UW Oshkosh alumnus rider Dan Tanner said he participated because he wanted to do something more personally engaging in a non-academic way.

“In people I disagreed with fundamentally, I recognized traits that I respected immensely,” Tanner said. “That was my one take away from the ride – to look for the best in people, to never write off a relationship and to make a friendship I develop in a personal challenge to better myself.”

Goldberg said that each rider fundraises at least $5,000 to participate and they go to different construction sites throughout the trip.

“While on the road, teams stop every fourth or fifth day to volunteer on a build-site with organizations like Habitat for Humanity, Rebuilding Together and YouthBuild,” Goldberg said.

Each cross-country trip engages 30 young adults to pedal their bikes from the Atlantic Ocean to the Pacific over a 10-week period.

Eisenreich said the construction sites are chosen by the leaders of each trip. Each leader is responsible for coordinating two weeks of the trip, which entails securing overnight host locations, meals, showers and build sites.

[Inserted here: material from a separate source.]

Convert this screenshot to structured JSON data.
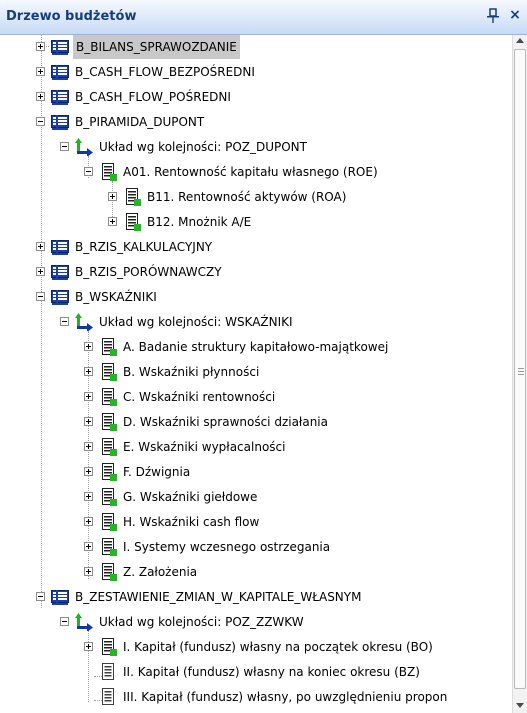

“We often work with a lot of Habitat for Humanity and Rebuilding Together affiliates across the country,” Eisenreich said. “But we also encourage our leaders to connect with smaller, more local non-profit organizations with unique approaches to the affordable housing cause.”

Riders pedal an average of 70 miles per day, sleeping at night on the floors of churches and community centers and eating donated meals from generous community hosts.

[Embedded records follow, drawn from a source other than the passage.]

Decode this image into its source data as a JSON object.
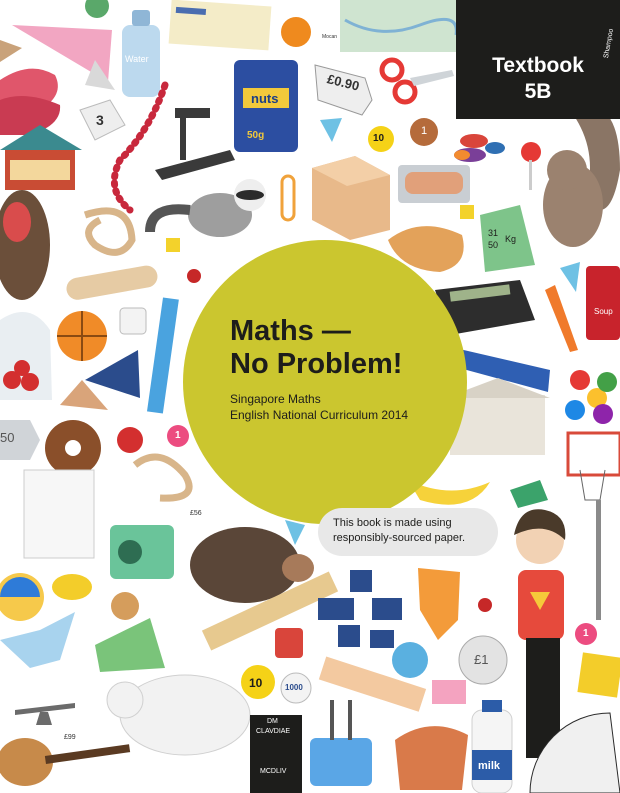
{
  "badge": {
    "line1": "Textbook",
    "line2": "5B"
  },
  "title": {
    "line1": "Maths —",
    "line2": "No Problem!"
  },
  "subtitle": {
    "line1": "Singapore Maths",
    "line2": "English National Curriculum 2014"
  },
  "speech_bubble": {
    "line1": "This book is made using",
    "line2": "responsibly-sourced paper."
  },
  "item_labels": {
    "price_tag": "£0.90",
    "nuts_word": "nuts",
    "nuts_weight": "50g",
    "water_word": "Water",
    "die_number": "3",
    "coin_ten_top": "10",
    "penny_value": "1",
    "fraction_num": "31",
    "fraction_den": "50",
    "fraction_unit": "Kg",
    "soup_word": "Soup",
    "coin_fifty": "50",
    "badge_one_left": "1",
    "radio_tag": "£56",
    "coin_ten_bottom": "10",
    "coin_thousand": "1000",
    "book_title_line1": "DM",
    "book_title_line2": "CLAVDIAE",
    "book_spine": "MCDLIV",
    "pound_coin": "£1",
    "badge_one_right": "1",
    "milk_word": "milk",
    "guitar_tag": "£99",
    "shampoo_word": "Shampoo",
    "map_label": "Mocan"
  },
  "colors": {
    "circle": "#cbc62f",
    "badge_bg": "#1d1d1b",
    "text_dark": "#1d1d1b",
    "bubble_bg": "#e8e8e8"
  }
}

Bike & Build 2018 Trip Leader, Sydney Arvin, works hard volunteering to build homes with Habitat for Humanity in Lexington, Kentucky.

Courtesy of Bike & Build
Bike & Build 2018 Trip Leader, Sydney Arvin, works hard volunteering to build homes with Habitat for Humanity in Lexington, Kentucky.

Goldberg said Bike & Build riders are the next generation of leaders in their communities.

“Their cross-country journey represents the powerful result of mixing compassion with determination,” Goldberg said.
Tanner said the secret to biking across the nation is to just have commitment.

“Step one: start peddling and eat as much as you can,” Tanner said. “Those things in life that seem impossible or difficult just take a bit of commitment.”

Eisenreich said trips usually have 32 riders with four cross country and two regional trips planned in 2019.

“All of our cross country trips are comprised of young adults ages 18-26, while our Keys to Canada trip has an age limit of 18-30,” Eisenreich said. “Each trip has four leaders, and our leaders are 18-29.”

Another UWO alumnus rider, Karla Sordia, said that after doing Bike & Build, it made her even more involved in her community.

“I’m passionate not only about affordable housing, but also about what happens after people get a new home,” Sordia said. “That trip increased my curiosity about affordable housing in millions of ways.”

Eisenreich said she learned both about herself and her leadership, as well as the country she lives in, from her Bike & Build experience. Eisenreich said she took a lot of what she learned on her trip as far as leadership, organization and trip experience into her position.

“We constantly had to be flexible, think on our feet, encourage each other, and learn to function as a team,” Eisenreich said. “In my current position as a program director, I help to manage and supervise our leader teams, who coordinate these riders for our many rides.”